Calling Wally's old room her room is the only change that has felt natural. She's their daughter, even if it will never be official, and she spends most of the nights she's in this dimension here with them. Mary loves it when she does; it makes their home feel a little less broken. Seeing the pain on the girl's face when faced with her son's old things even gave her the strength to move most of them into storage so that the room would be less of a reminder of their loss. She and Rudy weren't quite strong enough to do it themselves, but Barry and Hal didn't seem to mind. She keeps the key to the storage unit on a clip in her purse, where she could take it and go down to see Wally's things at any time she wants. It's a perfectly legitimate thing to do, she tells herself. It's not a crutch.
It's easier to tell herself these things when she has superheroes to compare herself to.
She doesn't mean to pry, but she knows Artemis stopped paying for her and Wally's flat after his death. As far as Mary can tell, Artemis went back to the place one final time to grab their dog and Wally's favorite jersey, and never looked back. It's only through a hacked bank re-routing and Dick's stubborn refusal to let the place be sold that the flat has remained untouched. No one says anything about it though, because Wally and Dick were best friends. He has the money to rent the flat indefinitely. Who are they to tell him that he has to let go?
Out of all of them, though, Bart is probably the worst. Everyone knows Wally died for the world, but that it was specifically for him. She thinks that's why Bart comes to visit them so often. He does little chores for them, brings up corny jokes, steals their junk food… It breaks her heart, how hard he's trying to make it up to them. She does her best to welcome him with cookies, invitations to stay over, cut out articles of Kid Flash's latest heroics – whatever it takes for the boy to understand that they don't blame him, and that he shouldn't blame himself. She thinks this only makes him feel guiltier, and that maybe it's the reason he's been spending more and more time at her son's old flat instead of with them. She wants to tell him, 'Come back! We don't blame you!

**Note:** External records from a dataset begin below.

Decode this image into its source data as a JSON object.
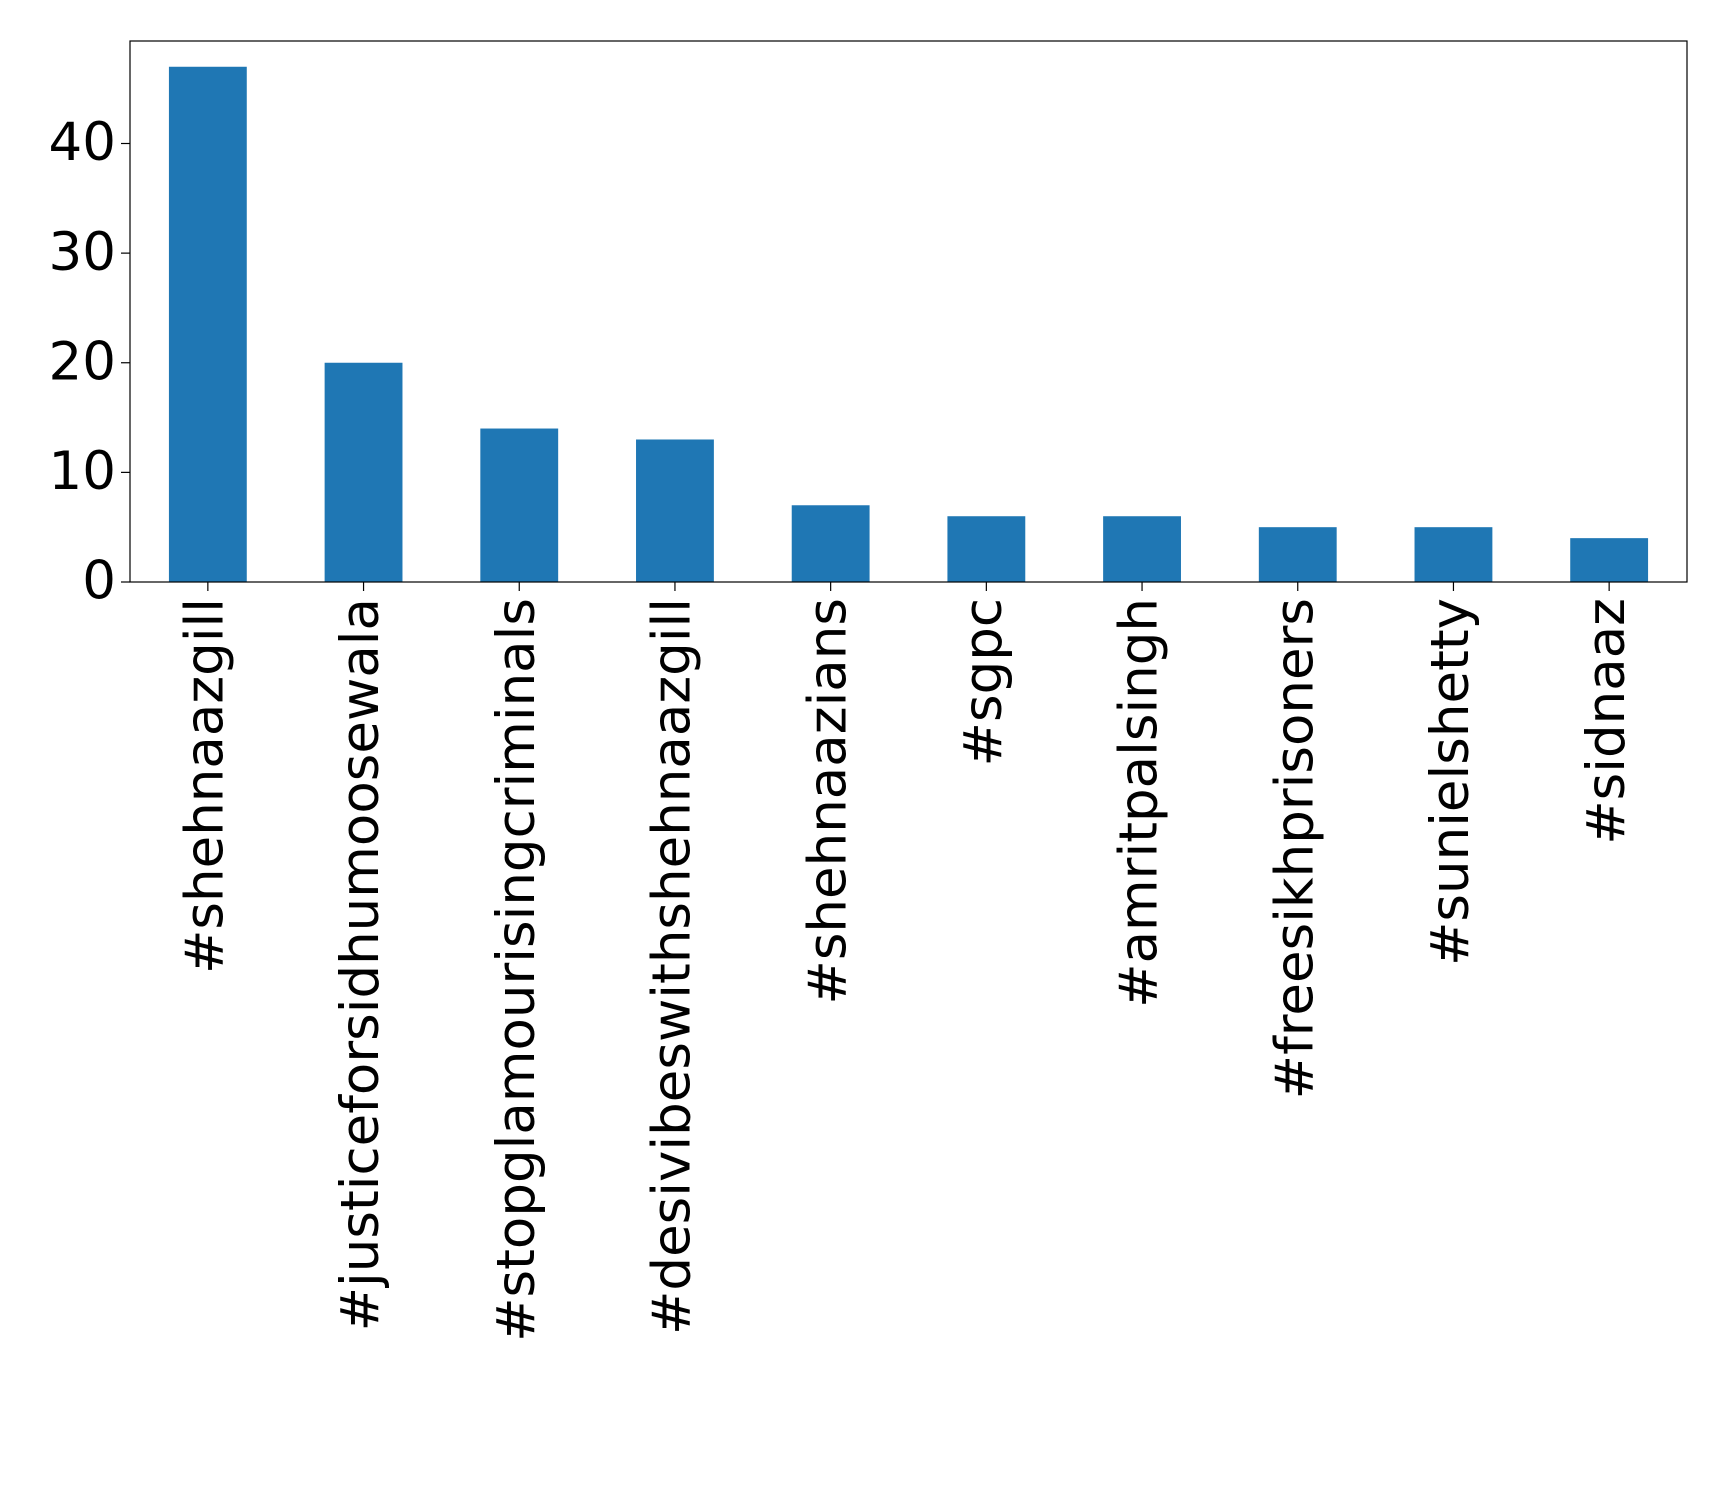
{
  "chart_data": {
    "type": "bar",
    "categories": [
      "#shehnaazgill",
      "#justiceforsidhumoosewala",
      "#stopglamourisingcriminals",
      "#desivibeswithshehnaazgill",
      "#shehnaazians",
      "#sgpc",
      "#amritpalsingh",
      "#freesikhprisoners",
      "#sunielshetty",
      "#sidnaaz"
    ],
    "values": [
      47,
      20,
      14,
      13,
      7,
      6,
      6,
      5,
      5,
      4
    ],
    "color": "#1f77b4",
    "ylim": [
      0,
      49.35
    ],
    "yticks": [
      0,
      10,
      20,
      30,
      40
    ],
    "grid": false
  }
}
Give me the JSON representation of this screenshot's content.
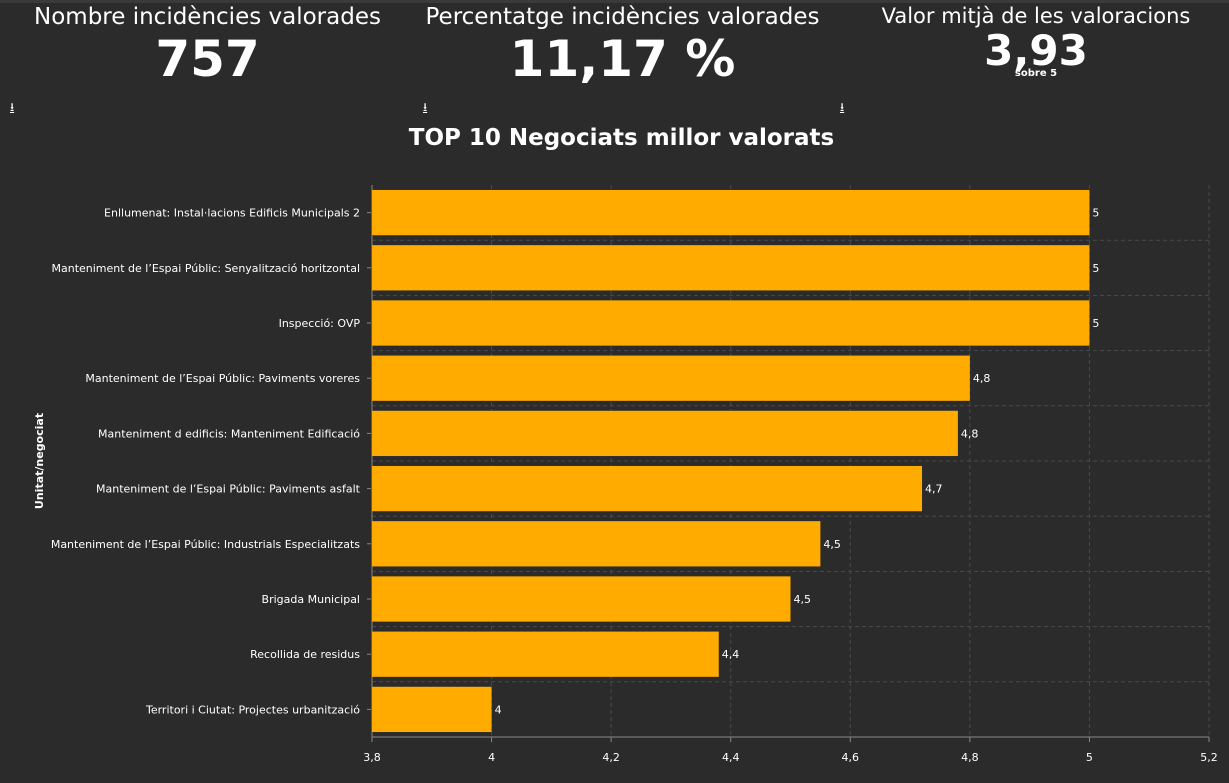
{
  "kpis": [
    {
      "title": "Nombre incidències valorades",
      "value": "757"
    },
    {
      "title": "Percentatge incidències valorades",
      "value": "11,17 %"
    },
    {
      "title": "Valor mitjà de les valoracions",
      "value": "3,93",
      "subtitle": "sobre 5"
    }
  ],
  "download_icon": "download-icon",
  "colors": {
    "background": "#2b2b2b",
    "bar": "#ffab00"
  },
  "chart_data": {
    "type": "bar",
    "orientation": "horizontal",
    "title": "TOP 10 Negociats millor valorats",
    "ylabel": "Unitat/negociat",
    "xlabel": "",
    "xlim": [
      3.8,
      5.2
    ],
    "xticks": [
      "3,8",
      "4",
      "4,2",
      "4,4",
      "4,6",
      "4,8",
      "5",
      "5,2"
    ],
    "grid": true,
    "categories": [
      "Enllumenat: Instal·lacions Edificis Municipals 2",
      "Manteniment de l’Espai Públic: Senyalització horitzontal",
      "Inspecció: OVP",
      "Manteniment de l’Espai Públic: Paviments voreres",
      "Manteniment d edificis: Manteniment Edificació",
      "Manteniment de l’Espai Públic: Paviments asfalt",
      "Manteniment de l’Espai Públic: Industrials Especialitzats",
      "Brigada Municipal",
      "Recollida de residus",
      "Territori i Ciutat: Projectes urbanització"
    ],
    "values": [
      5,
      5,
      5,
      4.8,
      4.78,
      4.72,
      4.55,
      4.5,
      4.38,
      4.0
    ],
    "data_labels": [
      "5",
      "5",
      "5",
      "4,8",
      "4,8",
      "4,7",
      "4,5",
      "4,5",
      "4,4",
      "4"
    ]
  }
}
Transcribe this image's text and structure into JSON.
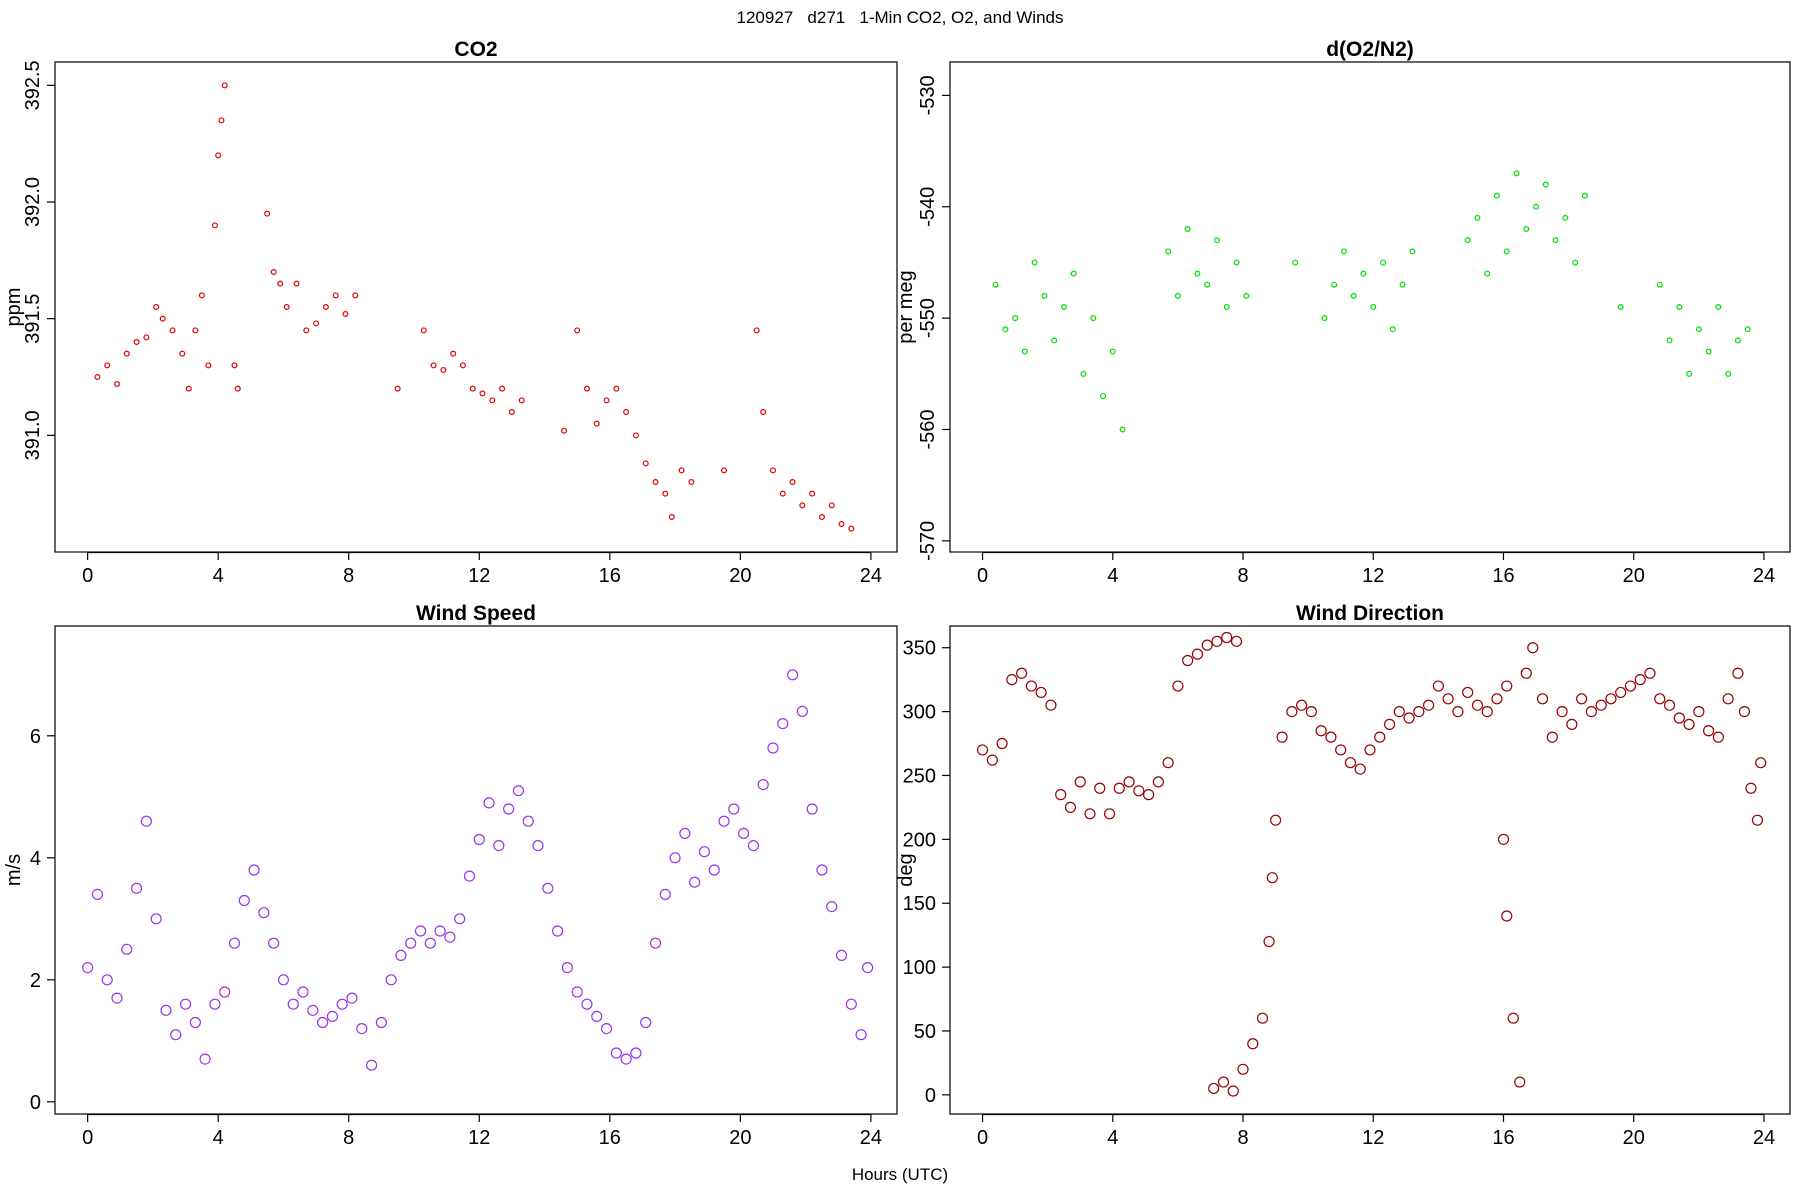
{
  "page": {
    "supertitle": "120927   d271   1-Min CO2, O2, and Winds",
    "xlabel": "Hours (UTC)"
  },
  "chart_data": [
    {
      "id": "co2",
      "type": "scatter",
      "title": "CO2",
      "xlabel": "",
      "ylabel": "ppm",
      "xlim": [
        0,
        24
      ],
      "ylim": [
        390.5,
        392.6
      ],
      "xticks": [
        "0",
        "4",
        "8",
        "12",
        "16",
        "20",
        "24"
      ],
      "yticks": [
        "391.0",
        "391.5",
        "392.0",
        "392.5"
      ],
      "color": "#dd0000",
      "marker_size": "small",
      "x": [
        0.3,
        0.6,
        0.9,
        1.2,
        1.5,
        1.8,
        2.1,
        2.3,
        2.6,
        2.9,
        3.1,
        3.3,
        3.5,
        3.7,
        3.9,
        4.0,
        4.1,
        4.2,
        4.5,
        4.6,
        5.5,
        5.7,
        5.9,
        6.1,
        6.4,
        6.7,
        7.0,
        7.3,
        7.6,
        7.9,
        8.2,
        9.5,
        10.3,
        10.6,
        10.9,
        11.2,
        11.5,
        11.8,
        12.1,
        12.4,
        12.7,
        13.0,
        13.3,
        14.6,
        15.0,
        15.3,
        15.6,
        15.9,
        16.2,
        16.5,
        16.8,
        17.1,
        17.4,
        17.7,
        17.9,
        18.2,
        18.5,
        19.5,
        20.5,
        20.7,
        21.0,
        21.3,
        21.6,
        21.9,
        22.2,
        22.5,
        22.8,
        23.1,
        23.4
      ],
      "y": [
        391.25,
        391.3,
        391.22,
        391.35,
        391.4,
        391.42,
        391.55,
        391.5,
        391.45,
        391.35,
        391.2,
        391.45,
        391.6,
        391.3,
        391.9,
        392.2,
        392.35,
        392.5,
        391.3,
        391.2,
        391.95,
        391.7,
        391.65,
        391.55,
        391.65,
        391.45,
        391.48,
        391.55,
        391.6,
        391.52,
        391.6,
        391.2,
        391.45,
        391.3,
        391.28,
        391.35,
        391.3,
        391.2,
        391.18,
        391.15,
        391.2,
        391.1,
        391.15,
        391.02,
        391.45,
        391.2,
        391.05,
        391.15,
        391.2,
        391.1,
        391.0,
        390.88,
        390.8,
        390.75,
        390.65,
        390.85,
        390.8,
        390.85,
        391.45,
        391.1,
        390.85,
        390.75,
        390.8,
        390.7,
        390.75,
        390.65,
        390.7,
        390.62,
        390.6
      ]
    },
    {
      "id": "o2",
      "type": "scatter",
      "title": "d(O2/N2)",
      "xlabel": "",
      "ylabel": "per meg",
      "xlim": [
        0,
        24
      ],
      "ylim": [
        -571,
        -527
      ],
      "xticks": [
        "0",
        "4",
        "8",
        "12",
        "16",
        "20",
        "24"
      ],
      "yticks": [
        "-530",
        "-540",
        "-550",
        "-560",
        "-570"
      ],
      "color": "#00dd00",
      "marker_size": "small",
      "x": [
        0.4,
        0.7,
        1.0,
        1.3,
        1.6,
        1.9,
        2.2,
        2.5,
        2.8,
        3.1,
        3.4,
        3.7,
        4.0,
        4.3,
        5.7,
        6.0,
        6.3,
        6.6,
        6.9,
        7.2,
        7.5,
        7.8,
        8.1,
        9.6,
        10.5,
        10.8,
        11.1,
        11.4,
        11.7,
        12.0,
        12.3,
        12.6,
        12.9,
        13.2,
        14.9,
        15.2,
        15.5,
        15.8,
        16.1,
        16.4,
        16.7,
        17.0,
        17.3,
        17.6,
        17.9,
        18.2,
        18.5,
        19.6,
        20.8,
        21.1,
        21.4,
        21.7,
        22.0,
        22.3,
        22.6,
        22.9,
        23.2,
        23.5
      ],
      "y": [
        -547,
        -551,
        -550,
        -553,
        -545,
        -548,
        -552,
        -549,
        -546,
        -555,
        -550,
        -557,
        -553,
        -560,
        -544,
        -548,
        -542,
        -546,
        -547,
        -543,
        -549,
        -545,
        -548,
        -545,
        -550,
        -547,
        -544,
        -548,
        -546,
        -549,
        -545,
        -551,
        -547,
        -544,
        -543,
        -541,
        -546,
        -539,
        -544,
        -537,
        -542,
        -540,
        -538,
        -543,
        -541,
        -545,
        -539,
        -549,
        -547,
        -552,
        -549,
        -555,
        -551,
        -553,
        -549,
        -555,
        -552,
        -551
      ]
    },
    {
      "id": "wind_speed",
      "type": "scatter",
      "title": "Wind Speed",
      "xlabel": "",
      "ylabel": "m/s",
      "xlim": [
        0,
        24
      ],
      "ylim": [
        -0.2,
        7.8
      ],
      "xticks": [
        "0",
        "4",
        "8",
        "12",
        "16",
        "20",
        "24"
      ],
      "yticks": [
        "0",
        "2",
        "4",
        "6"
      ],
      "color": "#9933ee",
      "marker_size": "large",
      "x": [
        0.0,
        0.3,
        0.6,
        0.9,
        1.2,
        1.5,
        1.8,
        2.1,
        2.4,
        2.7,
        3.0,
        3.3,
        3.6,
        3.9,
        4.2,
        4.5,
        4.8,
        5.1,
        5.4,
        5.7,
        6.0,
        6.3,
        6.6,
        6.9,
        7.2,
        7.5,
        7.8,
        8.1,
        8.4,
        8.7,
        9.0,
        9.3,
        9.6,
        9.9,
        10.2,
        10.5,
        10.8,
        11.1,
        11.4,
        11.7,
        12.0,
        12.3,
        12.6,
        12.9,
        13.2,
        13.5,
        13.8,
        14.1,
        14.4,
        14.7,
        15.0,
        15.3,
        15.6,
        15.9,
        16.2,
        16.5,
        16.8,
        17.1,
        17.4,
        17.7,
        18.0,
        18.3,
        18.6,
        18.9,
        19.2,
        19.5,
        19.8,
        20.1,
        20.4,
        20.7,
        21.0,
        21.3,
        21.6,
        21.9,
        22.2,
        22.5,
        22.8,
        23.1,
        23.4,
        23.7,
        23.9
      ],
      "y": [
        2.2,
        3.4,
        2.0,
        1.7,
        2.5,
        3.5,
        4.6,
        3.0,
        1.5,
        1.1,
        1.6,
        1.3,
        0.7,
        1.6,
        1.8,
        2.6,
        3.3,
        3.8,
        3.1,
        2.6,
        2.0,
        1.6,
        1.8,
        1.5,
        1.3,
        1.4,
        1.6,
        1.7,
        1.2,
        0.6,
        1.3,
        2.0,
        2.4,
        2.6,
        2.8,
        2.6,
        2.8,
        2.7,
        3.0,
        3.7,
        4.3,
        4.9,
        4.2,
        4.8,
        5.1,
        4.6,
        4.2,
        3.5,
        2.8,
        2.2,
        1.8,
        1.6,
        1.4,
        1.2,
        0.8,
        0.7,
        0.8,
        1.3,
        2.6,
        3.4,
        4.0,
        4.4,
        3.6,
        4.1,
        3.8,
        4.6,
        4.8,
        4.4,
        4.2,
        5.2,
        5.8,
        6.2,
        7.0,
        6.4,
        4.8,
        3.8,
        3.2,
        2.4,
        1.6,
        1.1,
        2.2
      ]
    },
    {
      "id": "wind_direction",
      "type": "scatter",
      "title": "Wind Direction",
      "xlabel": "",
      "ylabel": "deg",
      "xlim": [
        0,
        24
      ],
      "ylim": [
        -15,
        367
      ],
      "xticks": [
        "0",
        "4",
        "8",
        "12",
        "16",
        "20",
        "24"
      ],
      "yticks": [
        "0",
        "50",
        "100",
        "150",
        "200",
        "250",
        "300",
        "350"
      ],
      "color": "#990000",
      "marker_size": "large",
      "x": [
        0.0,
        0.3,
        0.6,
        0.9,
        1.2,
        1.5,
        1.8,
        2.1,
        2.4,
        2.7,
        3.0,
        3.3,
        3.6,
        3.9,
        4.2,
        4.5,
        4.8,
        5.1,
        5.4,
        5.7,
        6.0,
        6.3,
        6.6,
        6.9,
        7.2,
        7.5,
        7.8,
        7.1,
        7.4,
        7.7,
        8.0,
        8.3,
        8.6,
        8.8,
        8.9,
        9.0,
        9.2,
        9.5,
        9.8,
        10.1,
        10.4,
        10.7,
        11.0,
        11.3,
        11.6,
        11.9,
        12.2,
        12.5,
        12.8,
        13.1,
        13.4,
        13.7,
        14.0,
        14.3,
        14.6,
        14.9,
        15.2,
        15.5,
        15.8,
        16.1,
        16.0,
        16.1,
        16.3,
        16.5,
        16.7,
        16.9,
        17.2,
        17.5,
        17.8,
        18.1,
        18.4,
        18.7,
        19.0,
        19.3,
        19.6,
        19.9,
        20.2,
        20.5,
        20.8,
        21.1,
        21.4,
        21.7,
        22.0,
        22.3,
        22.6,
        22.9,
        23.2,
        23.4,
        23.6,
        23.8,
        23.9
      ],
      "y": [
        270,
        262,
        275,
        325,
        330,
        320,
        315,
        305,
        235,
        225,
        245,
        220,
        240,
        220,
        240,
        245,
        238,
        235,
        245,
        260,
        320,
        340,
        345,
        352,
        355,
        358,
        355,
        5,
        10,
        3,
        20,
        40,
        60,
        120,
        170,
        215,
        280,
        300,
        305,
        300,
        285,
        280,
        270,
        260,
        255,
        270,
        280,
        290,
        300,
        295,
        300,
        305,
        320,
        310,
        300,
        315,
        305,
        300,
        310,
        320,
        200,
        140,
        60,
        10,
        330,
        350,
        310,
        280,
        300,
        290,
        310,
        300,
        305,
        310,
        315,
        320,
        325,
        330,
        310,
        305,
        295,
        290,
        300,
        285,
        280,
        310,
        330,
        300,
        240,
        215,
        260
      ]
    }
  ]
}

He died for you so that we could love you too!' but she can't ever make the words come.
"Come on, Lovey. We'll bandage up your hands, and then we can go start looking at gifts for out little dust devils, right?"
"…Yeah. That's... a good idea. Thank you." Her voice gains conviction as celebratory thoughts make the lost picture frame seem just a little less devastating. "You should see the guest list she emailed me. It's going to be one hell of a party."
"Is that so? I can't wait to see who all shows up."
He holds out his hand to help her stand up, and for a while the pain stops and she can focus on buying gifts and being excited about the toddlers' birthday.